4. Creating an obligation to monitor and report extremism - Colleges, schools, prisons, GPs and councils will now have a legal duty to prevent people being drawn into terrorism. Schools, nurseries even GPs will be required to monitor those they provide services to and report anyone they believe is at risk of, or has in fact been drawn in to terrorism. Universities will have to draw up policies on extremist campus speakers, and prisons will be required to have policies for dealing with radicals. The Home Office will be able to get court orders obliging bodies to comply with their obligations.
5. "De-Radicalisation" Panels - The Bill creates a legal duty that will require local authorities to establish a panel to refer people identified as being at risk of 'being drawn into terrorism'. The composition of that panel is set out in the Bill, and its purpose is to draw up a "de-radicalisation" plan for the person identified as being at risk.

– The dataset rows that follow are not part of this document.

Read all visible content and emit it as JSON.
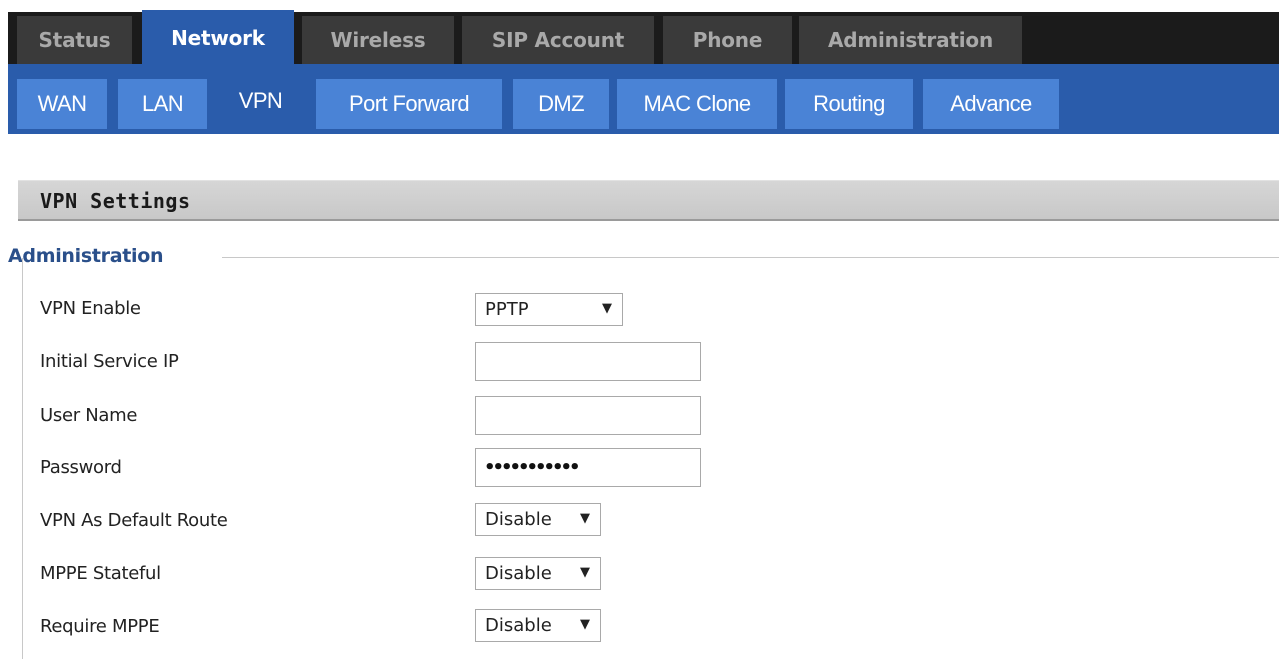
{
  "main_tabs": [
    {
      "label": "Status"
    },
    {
      "label": "Network"
    },
    {
      "label": "Wireless"
    },
    {
      "label": "SIP Account"
    },
    {
      "label": "Phone"
    },
    {
      "label": "Administration"
    }
  ],
  "sub_tabs": [
    {
      "label": "WAN"
    },
    {
      "label": "LAN"
    },
    {
      "label": "VPN"
    },
    {
      "label": "Port Forward"
    },
    {
      "label": "DMZ"
    },
    {
      "label": "MAC Clone"
    },
    {
      "label": "Routing"
    },
    {
      "label": "Advance"
    }
  ],
  "section": {
    "title": "VPN Settings"
  },
  "fieldset": {
    "legend": "Administration"
  },
  "fields": {
    "vpn_enable": {
      "label": "VPN Enable",
      "value": "PPTP"
    },
    "initial_service_ip": {
      "label": "Initial Service IP",
      "value": ""
    },
    "user_name": {
      "label": "User Name",
      "value": ""
    },
    "password": {
      "label": "Password",
      "value": "•••••••••••"
    },
    "vpn_default_route": {
      "label": "VPN As Default Route",
      "value": "Disable"
    },
    "mppe_stateful": {
      "label": "MPPE Stateful",
      "value": "Disable"
    },
    "require_mppe": {
      "label": "Require MPPE",
      "value": "Disable"
    }
  },
  "icons": {
    "dropdown": "▼"
  },
  "colors": {
    "accent": "#2a5cab",
    "subtab": "#4a83d6",
    "topbar": "#1b1b1b"
  }
}
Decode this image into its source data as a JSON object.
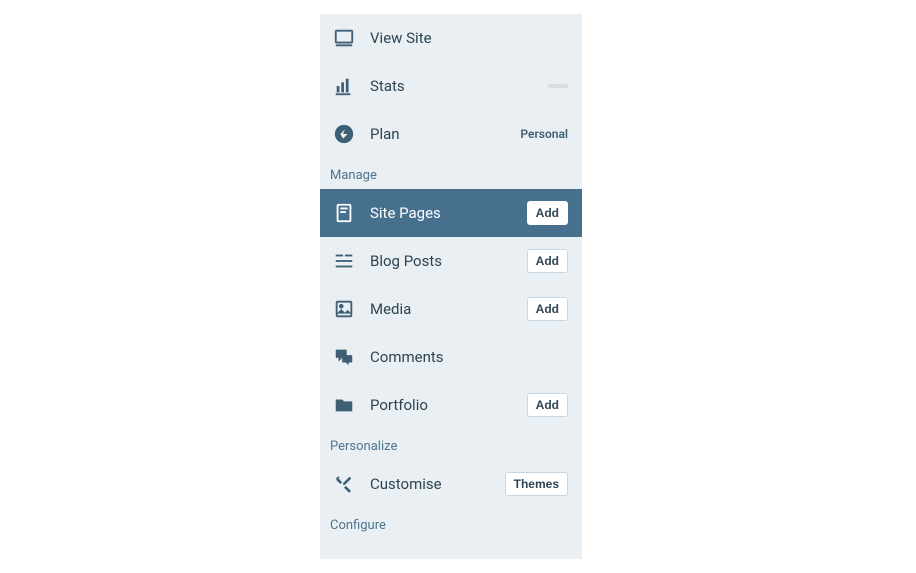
{
  "top": {
    "view_site": "View Site",
    "stats": "Stats",
    "plan": "Plan",
    "plan_badge": "Personal"
  },
  "sections": {
    "manage": "Manage",
    "personalize": "Personalize",
    "configure": "Configure"
  },
  "manage": {
    "site_pages": "Site Pages",
    "blog_posts": "Blog Posts",
    "media": "Media",
    "comments": "Comments",
    "portfolio": "Portfolio"
  },
  "personalize": {
    "customise": "Customise"
  },
  "buttons": {
    "add": "Add",
    "themes": "Themes"
  }
}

The Bill makes no provision for the person identified to have legal or other representation, or in the case of a child, to have a parent present.
6. Obligations on airlines - Airlines will now be required to disclose personal information about their passengers in advance. Airlines that refuse or fail to provide advance passenger lists will be banned from landing in Britain and may face a penalty.

- it's absolutely ridiculous, and I am aware that I'm not the only one that thinks this. Last week I went to Parliament and the agenda of issues in the House Of Lords, was interesting I must say. However if a topic like genetic modification can be debated for hours on end how is that this bill went so quick between the Houses and passed so speedily? Surely whether UK becomes a policing state is important enough to be discussed at length. The events in Paris and the recently missing schoolgirls obviously striked a riot to get such action from the usually slow and inactive Parliament. Well that's all there is to it, don't be too radical otherwise you might get reported.